The nurse smooths the final layer. My arm feels foreign already, trapped in this shell I’ve volunteered for.

“Does it hurt?” Lily’s voice is small.

“Nah. Feels weird, though. Like my arm’s wearing a really, really ugly sweater.”

That gets the tiniest smile from her, a twitch at the corner of her mouth. Erin’s shoulders drop a fraction, and Hayes’s breathing evens out behind me. Hayes slides in between his daughter and his wife, and he rubs a hand down each of their backs.

I wiggle my fingers when the nurse is done. “This is actually awesome.” I stretch, and then quickly reach into the gift shop bag. Thank God, I can still get my hand around the Nerf gun. It’s awkward, no lie, but I manage to whip it out and take aim at Lily’s knee.Pop.The soft click precedes the hush of a dart popping free. “I can still do cool stuff, too.”

Her eyes widen.

“Do you think you’d stand a chance in a cast Nerf war?” I ask her, as serious as Clint Eastwood at high noon.

The gears turn behind her eyes: anger transmutes into curiosity, into competition.

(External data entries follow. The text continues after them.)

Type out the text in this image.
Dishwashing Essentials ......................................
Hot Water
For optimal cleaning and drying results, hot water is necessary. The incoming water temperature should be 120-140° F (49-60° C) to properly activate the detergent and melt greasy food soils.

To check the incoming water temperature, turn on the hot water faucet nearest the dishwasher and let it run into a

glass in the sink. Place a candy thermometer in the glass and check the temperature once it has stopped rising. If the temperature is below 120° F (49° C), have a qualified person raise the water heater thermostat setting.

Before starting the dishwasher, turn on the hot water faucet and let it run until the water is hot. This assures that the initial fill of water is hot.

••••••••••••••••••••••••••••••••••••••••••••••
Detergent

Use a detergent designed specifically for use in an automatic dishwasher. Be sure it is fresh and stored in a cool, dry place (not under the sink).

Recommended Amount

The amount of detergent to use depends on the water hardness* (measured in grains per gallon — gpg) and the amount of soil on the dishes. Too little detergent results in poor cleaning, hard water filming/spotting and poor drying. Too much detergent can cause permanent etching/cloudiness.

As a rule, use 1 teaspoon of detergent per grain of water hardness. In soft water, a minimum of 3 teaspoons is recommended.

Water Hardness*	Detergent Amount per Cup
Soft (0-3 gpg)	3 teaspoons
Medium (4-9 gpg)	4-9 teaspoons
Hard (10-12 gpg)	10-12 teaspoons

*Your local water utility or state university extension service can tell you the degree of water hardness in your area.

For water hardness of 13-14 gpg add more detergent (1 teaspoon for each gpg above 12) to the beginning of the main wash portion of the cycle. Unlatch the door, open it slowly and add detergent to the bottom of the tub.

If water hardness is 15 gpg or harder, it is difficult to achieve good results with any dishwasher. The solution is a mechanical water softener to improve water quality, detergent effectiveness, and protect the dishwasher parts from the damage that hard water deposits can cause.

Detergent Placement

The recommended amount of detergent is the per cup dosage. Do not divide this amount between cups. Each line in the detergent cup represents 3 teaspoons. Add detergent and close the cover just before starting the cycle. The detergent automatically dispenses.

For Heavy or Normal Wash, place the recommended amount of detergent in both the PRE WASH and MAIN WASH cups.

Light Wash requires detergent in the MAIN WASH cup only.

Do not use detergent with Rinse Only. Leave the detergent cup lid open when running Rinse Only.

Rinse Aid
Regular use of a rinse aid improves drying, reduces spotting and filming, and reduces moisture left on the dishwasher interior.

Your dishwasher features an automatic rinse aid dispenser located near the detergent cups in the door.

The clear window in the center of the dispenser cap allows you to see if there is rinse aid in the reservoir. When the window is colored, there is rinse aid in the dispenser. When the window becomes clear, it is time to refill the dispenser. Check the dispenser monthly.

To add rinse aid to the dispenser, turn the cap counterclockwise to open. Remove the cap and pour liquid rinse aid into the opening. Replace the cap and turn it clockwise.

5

She is her father’s daughter through and through. The trembling in her lower lip stills as she considers my challenge. Her gaze flicks from my pink-wrapped arm to the Nerf gun and back to my face.

“I could beat you with both arms in casts,” she declares, voice still watery but gaining strength.

I raise an eyebrow, fighting to keep my expression deadpan. “Bold claim from a warrior who hasn’t even got her first cast yet.”

“Daddy!” Lily whips her head around. “I need one!”

Hayes ruffles her hair and kisses the top of her head. “Yeah, tiger, you do.”

The nurse clears her throat. “I can put it on for you now, hmm?”

Lily thrusts out her injured arm, and her eyes never leave the Nerf gun in my awkward, cast-encased grip. Hayes catches my eye over his daughter’s head. I think he might cry. He mouths a silent “thank you” as Erin sinks into a chair beside the bed, shoulders dropping as the tension bleeds out of the room.